O republicano Trump afirmou que a retirada das tropas americanas, que o democrata Biden prevê para 31 de agosto e que já está quase finalizada, teria sido "uma retirada muito diferente e muito mais bem-sucedida" se ele ainda fosse presidente.

Sob o mandato de Trump, os Estados Unidos negociaram um acordo com os talibãs em Doha em 2020, segundo o qual os Estados Unidos retirariam todas as suas tropas em maio de 2021 em troca de diversas garantias de segurança.

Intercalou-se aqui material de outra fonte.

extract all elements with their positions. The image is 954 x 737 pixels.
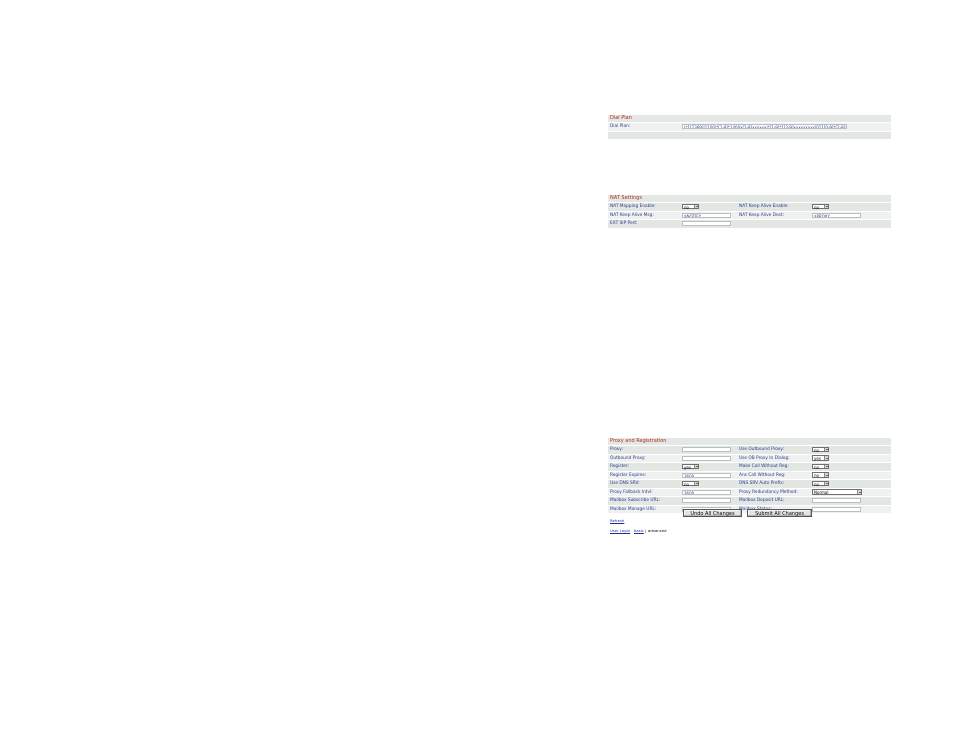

Essas garantias incluiam a promessa dos militantes de manterem negociações de paz com o governo de Cabul, de não atacarem os Estados Unidos nem seus interesses e de não apoiarem grupos como o Al Qaeda para que ataquem os Estados Unidos.

Quando Biden assumiu o poder no início deste ano, atrasou o prazo da retirada e não estabeleceu condições para isso.

"Se eu fosse presidente agora, o mundo veria que nossa retirada do Afeganistão seria uma retirada baseada em condições", afirmou Trump em nota.

"Pessoalmente, mantive negociações com altos líderes talibãs, nas quais eles compreenderam que o que estão fazendo agora não teria sido aceitável", disse.

"Teria sido uma retirada muito diferente e muito mais bem-sucedida e os talibãs entenderam isso melhor do que ninguém", criticou Trump.

Trump, que apesar de ter perdido as eleições continua sendo a maior força do Partido Republicano, não deu detalhes do que teria feito para frear os avanços dos insurgentes.

As autoridades de Cabul perderam o controle da maior parte do norte e oeste do Afeganistão, enquanto várias cidades ao longo do país são disputadas.

Alguns funcionários americanos temem que os talibãs tomem o controle da capital Cabul nos três meses seguintes à data limite de 31 de agosto.